In some ways, Brazil-Maru is Yamashita’s most approachable novel. A straightforward work of historical fiction, it tells the story of a community of Japanese immigrants to Brazil who attempt to build their own Japanese utopia in the wilderness. It is a story, and a mythology, that should be familiar to American readers raised on the myth of “The Frontier.” Understanding the belief that the “wilderness” presents an opportunity to remake yourself and your society into something new and better, reveals the radical argument at the heart of Brazil-Maru. It is a powerful and compelling argument against the idea of “The Great Man,” the individual leader who can guide, lead, and shape a society through genius, charisma, and sheer force of will. Yamashita shows “The Great Man” is just as much a fantasy as any “Utopia,” and that, like children minding their manners for Santa Claus, believing in “The Great Man” leaves us vulnerable to manipulation and exploitation by any man wearing the right suit.

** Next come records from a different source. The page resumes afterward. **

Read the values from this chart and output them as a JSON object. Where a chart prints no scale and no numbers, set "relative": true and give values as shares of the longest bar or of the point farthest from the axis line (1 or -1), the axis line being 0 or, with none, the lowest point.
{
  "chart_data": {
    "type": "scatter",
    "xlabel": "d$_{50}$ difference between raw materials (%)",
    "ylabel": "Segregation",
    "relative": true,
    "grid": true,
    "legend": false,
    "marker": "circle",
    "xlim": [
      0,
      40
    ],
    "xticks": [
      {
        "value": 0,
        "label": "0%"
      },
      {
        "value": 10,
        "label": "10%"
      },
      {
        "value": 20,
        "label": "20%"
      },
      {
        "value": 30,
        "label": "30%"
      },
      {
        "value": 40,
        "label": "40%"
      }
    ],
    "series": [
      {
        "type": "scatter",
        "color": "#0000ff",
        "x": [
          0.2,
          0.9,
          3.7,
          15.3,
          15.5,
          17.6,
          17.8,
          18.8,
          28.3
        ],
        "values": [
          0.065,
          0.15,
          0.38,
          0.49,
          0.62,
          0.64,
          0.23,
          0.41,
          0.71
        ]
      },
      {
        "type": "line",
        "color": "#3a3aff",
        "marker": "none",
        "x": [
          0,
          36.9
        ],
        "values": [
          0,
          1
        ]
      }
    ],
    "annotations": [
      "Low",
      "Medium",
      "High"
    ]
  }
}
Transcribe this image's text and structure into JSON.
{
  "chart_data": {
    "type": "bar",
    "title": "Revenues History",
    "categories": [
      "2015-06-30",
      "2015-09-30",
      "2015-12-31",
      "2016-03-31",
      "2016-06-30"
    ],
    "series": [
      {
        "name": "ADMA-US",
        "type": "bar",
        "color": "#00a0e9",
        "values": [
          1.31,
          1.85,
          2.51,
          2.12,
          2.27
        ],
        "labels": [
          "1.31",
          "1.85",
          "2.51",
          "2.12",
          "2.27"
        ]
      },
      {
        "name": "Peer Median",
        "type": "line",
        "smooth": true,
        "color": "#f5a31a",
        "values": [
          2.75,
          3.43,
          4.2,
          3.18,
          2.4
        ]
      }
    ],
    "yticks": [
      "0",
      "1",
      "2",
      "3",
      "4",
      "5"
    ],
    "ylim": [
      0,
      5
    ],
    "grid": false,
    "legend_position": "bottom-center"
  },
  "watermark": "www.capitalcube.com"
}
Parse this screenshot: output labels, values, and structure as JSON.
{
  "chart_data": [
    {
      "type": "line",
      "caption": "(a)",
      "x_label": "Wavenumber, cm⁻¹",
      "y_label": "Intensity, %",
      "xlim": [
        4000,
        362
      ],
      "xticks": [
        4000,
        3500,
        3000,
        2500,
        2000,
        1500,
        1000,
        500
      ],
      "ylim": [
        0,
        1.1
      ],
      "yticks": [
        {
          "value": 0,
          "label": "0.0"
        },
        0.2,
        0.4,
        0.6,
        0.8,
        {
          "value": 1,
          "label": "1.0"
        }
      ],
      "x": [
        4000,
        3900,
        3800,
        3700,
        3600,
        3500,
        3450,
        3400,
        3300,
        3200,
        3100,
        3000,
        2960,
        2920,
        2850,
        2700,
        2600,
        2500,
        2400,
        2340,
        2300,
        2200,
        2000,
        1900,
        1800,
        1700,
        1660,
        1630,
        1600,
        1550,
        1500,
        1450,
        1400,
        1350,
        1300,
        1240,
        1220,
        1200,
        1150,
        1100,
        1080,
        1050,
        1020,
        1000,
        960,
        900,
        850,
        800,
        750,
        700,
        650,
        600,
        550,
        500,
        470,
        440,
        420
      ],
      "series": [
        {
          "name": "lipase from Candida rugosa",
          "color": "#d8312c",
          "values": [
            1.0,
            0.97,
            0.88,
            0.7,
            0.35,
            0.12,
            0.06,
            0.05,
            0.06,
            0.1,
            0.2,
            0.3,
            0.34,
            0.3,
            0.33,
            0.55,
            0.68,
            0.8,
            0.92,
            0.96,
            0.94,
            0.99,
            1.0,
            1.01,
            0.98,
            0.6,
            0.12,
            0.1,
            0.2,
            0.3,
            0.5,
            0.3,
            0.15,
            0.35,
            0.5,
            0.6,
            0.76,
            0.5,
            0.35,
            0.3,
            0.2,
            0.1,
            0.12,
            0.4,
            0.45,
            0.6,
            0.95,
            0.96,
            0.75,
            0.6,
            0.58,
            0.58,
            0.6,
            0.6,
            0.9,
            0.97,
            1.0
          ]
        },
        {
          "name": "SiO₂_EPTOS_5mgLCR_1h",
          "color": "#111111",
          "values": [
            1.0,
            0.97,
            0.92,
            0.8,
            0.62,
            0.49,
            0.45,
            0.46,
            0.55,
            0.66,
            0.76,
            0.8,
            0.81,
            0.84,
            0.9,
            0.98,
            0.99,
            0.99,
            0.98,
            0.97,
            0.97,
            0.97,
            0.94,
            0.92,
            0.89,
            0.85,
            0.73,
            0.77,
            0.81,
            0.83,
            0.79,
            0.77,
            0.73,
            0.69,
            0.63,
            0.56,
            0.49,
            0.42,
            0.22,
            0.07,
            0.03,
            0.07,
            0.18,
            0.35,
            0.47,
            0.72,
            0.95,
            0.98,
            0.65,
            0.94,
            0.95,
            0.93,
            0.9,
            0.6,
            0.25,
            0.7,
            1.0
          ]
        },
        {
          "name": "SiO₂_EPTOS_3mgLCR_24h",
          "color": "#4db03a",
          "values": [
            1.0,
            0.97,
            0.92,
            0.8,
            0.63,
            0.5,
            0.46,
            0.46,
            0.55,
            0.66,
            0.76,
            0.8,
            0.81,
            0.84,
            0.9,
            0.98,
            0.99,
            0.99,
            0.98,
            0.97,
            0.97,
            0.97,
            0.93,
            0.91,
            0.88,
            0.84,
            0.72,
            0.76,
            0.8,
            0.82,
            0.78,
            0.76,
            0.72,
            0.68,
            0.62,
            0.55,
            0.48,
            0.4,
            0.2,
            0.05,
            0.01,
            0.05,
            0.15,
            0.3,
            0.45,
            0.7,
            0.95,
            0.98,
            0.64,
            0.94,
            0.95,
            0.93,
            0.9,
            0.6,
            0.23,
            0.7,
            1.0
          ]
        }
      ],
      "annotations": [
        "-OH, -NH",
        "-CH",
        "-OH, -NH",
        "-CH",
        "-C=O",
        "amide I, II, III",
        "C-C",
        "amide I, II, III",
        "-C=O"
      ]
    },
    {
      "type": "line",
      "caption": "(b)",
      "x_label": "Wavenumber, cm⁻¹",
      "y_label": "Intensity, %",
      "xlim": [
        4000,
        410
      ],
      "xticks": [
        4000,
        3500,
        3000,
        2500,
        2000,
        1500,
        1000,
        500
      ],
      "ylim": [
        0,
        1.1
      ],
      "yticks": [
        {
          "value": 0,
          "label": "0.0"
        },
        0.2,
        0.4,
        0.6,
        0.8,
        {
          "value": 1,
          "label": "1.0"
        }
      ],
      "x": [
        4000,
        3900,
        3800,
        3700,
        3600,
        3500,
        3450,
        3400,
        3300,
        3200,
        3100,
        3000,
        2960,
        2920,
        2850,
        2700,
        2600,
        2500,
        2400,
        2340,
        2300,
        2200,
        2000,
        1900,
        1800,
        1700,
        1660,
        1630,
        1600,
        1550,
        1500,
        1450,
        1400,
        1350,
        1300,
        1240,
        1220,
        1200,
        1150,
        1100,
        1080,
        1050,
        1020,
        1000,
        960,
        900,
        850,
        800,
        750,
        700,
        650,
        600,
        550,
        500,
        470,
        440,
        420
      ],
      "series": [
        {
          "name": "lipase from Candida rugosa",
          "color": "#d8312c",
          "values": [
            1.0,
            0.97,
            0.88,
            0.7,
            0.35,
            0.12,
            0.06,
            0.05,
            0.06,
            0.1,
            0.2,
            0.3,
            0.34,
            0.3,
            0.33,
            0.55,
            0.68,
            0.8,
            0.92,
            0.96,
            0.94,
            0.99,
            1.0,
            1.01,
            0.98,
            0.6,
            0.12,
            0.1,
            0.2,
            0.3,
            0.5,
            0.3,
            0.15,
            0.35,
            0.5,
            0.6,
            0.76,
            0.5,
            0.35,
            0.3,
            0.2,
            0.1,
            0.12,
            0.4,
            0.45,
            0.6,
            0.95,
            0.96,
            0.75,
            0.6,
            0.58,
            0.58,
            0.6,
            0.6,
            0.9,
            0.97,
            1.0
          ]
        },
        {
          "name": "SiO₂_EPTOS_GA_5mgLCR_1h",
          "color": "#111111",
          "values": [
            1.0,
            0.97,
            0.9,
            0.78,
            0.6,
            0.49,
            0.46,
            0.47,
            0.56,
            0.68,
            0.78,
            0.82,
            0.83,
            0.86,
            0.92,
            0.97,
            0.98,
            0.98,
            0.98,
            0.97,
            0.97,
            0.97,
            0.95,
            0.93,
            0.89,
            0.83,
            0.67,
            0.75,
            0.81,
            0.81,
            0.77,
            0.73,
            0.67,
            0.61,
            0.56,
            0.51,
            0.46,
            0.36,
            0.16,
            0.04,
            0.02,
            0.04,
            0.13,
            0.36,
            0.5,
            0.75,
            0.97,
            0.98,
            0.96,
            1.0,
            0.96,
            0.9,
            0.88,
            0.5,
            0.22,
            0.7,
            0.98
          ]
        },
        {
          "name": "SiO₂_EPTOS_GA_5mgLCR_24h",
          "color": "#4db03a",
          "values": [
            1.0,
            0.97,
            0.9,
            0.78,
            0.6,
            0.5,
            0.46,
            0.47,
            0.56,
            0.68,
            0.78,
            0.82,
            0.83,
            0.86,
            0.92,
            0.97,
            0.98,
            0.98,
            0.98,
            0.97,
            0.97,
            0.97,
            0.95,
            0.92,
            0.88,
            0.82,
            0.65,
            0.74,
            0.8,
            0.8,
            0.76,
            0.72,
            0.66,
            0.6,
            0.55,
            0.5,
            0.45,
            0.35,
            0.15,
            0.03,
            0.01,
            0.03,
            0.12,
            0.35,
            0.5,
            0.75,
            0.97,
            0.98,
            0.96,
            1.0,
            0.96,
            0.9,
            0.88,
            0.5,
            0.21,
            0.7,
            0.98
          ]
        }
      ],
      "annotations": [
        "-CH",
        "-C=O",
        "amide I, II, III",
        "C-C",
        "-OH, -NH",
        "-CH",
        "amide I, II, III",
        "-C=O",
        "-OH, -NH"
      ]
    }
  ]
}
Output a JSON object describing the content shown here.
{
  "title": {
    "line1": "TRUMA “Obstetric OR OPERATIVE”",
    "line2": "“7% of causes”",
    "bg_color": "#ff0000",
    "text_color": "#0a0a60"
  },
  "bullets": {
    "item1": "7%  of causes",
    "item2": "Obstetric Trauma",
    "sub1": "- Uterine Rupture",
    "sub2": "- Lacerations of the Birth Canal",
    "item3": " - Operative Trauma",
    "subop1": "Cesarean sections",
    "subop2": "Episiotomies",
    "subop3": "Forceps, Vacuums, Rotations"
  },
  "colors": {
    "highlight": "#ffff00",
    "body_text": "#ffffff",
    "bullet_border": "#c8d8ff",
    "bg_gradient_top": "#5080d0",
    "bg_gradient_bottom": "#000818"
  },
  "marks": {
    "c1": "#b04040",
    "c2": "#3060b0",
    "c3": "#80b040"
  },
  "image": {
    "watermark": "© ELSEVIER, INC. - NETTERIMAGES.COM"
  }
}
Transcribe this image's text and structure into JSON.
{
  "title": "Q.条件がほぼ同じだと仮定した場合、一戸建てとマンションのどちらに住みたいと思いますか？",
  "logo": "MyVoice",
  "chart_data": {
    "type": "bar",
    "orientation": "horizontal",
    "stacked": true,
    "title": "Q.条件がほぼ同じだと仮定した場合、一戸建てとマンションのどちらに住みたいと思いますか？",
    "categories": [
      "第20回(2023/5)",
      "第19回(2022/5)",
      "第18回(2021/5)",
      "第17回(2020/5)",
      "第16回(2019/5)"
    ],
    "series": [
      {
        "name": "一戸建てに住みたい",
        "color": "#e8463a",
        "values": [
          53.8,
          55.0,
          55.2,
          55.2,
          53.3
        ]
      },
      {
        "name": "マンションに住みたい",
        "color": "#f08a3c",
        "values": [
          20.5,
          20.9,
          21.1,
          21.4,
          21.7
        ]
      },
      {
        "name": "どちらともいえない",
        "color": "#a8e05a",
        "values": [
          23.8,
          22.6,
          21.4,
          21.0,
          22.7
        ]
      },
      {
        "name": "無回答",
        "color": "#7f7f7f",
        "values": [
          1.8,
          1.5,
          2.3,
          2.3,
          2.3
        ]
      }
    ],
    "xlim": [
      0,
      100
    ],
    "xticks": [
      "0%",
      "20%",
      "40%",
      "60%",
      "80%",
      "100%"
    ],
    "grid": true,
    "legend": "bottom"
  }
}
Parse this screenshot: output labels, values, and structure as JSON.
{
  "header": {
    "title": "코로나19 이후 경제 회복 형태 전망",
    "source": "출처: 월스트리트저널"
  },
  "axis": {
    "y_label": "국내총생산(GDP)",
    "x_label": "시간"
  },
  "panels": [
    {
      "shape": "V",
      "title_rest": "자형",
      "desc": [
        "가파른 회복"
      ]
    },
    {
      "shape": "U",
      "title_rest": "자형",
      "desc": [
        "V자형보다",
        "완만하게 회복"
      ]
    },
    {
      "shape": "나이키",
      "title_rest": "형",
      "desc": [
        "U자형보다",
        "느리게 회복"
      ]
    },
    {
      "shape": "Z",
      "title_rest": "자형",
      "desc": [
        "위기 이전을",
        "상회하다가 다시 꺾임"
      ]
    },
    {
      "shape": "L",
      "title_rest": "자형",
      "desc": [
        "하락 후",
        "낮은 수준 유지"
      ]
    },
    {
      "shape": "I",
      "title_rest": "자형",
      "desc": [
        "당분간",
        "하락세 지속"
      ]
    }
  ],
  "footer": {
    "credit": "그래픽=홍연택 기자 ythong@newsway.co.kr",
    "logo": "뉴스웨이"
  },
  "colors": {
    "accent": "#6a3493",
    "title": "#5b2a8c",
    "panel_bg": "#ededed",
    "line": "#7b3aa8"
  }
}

Though not quite accurate, I like to describe Tropic of Orange as a magical realist The Grapes of Wrath. Over the course of seven days, a wild, diverse collection of characters and phenomena circle towards Los Angeles. Tropic of Orange interacts with myths of The West, the mutability of borders, and the fundamental definitions of “society” and “community.” There are ways to describe it that make it seem like a particularly burdened text, the kind of story that buckles under that strain of trying to do everything, tell everything, and solve everything, but the story maintains a surprising buoyancy. Through effortlessly charismatic characters like the quintessential “man on the street” Buzzworm and dazzling feats of prose like the mythological luchador wrestling match between “SuperNAFTA” and “El Gran Mojado” and an apocalyptic traffic jam described in some of the most beautiful language I have ever read, Yamashita’s sense of narrative play and playfulness and her prose style suspends the great weight of her project. Tropic of Orange is a revolution that feels like a block party.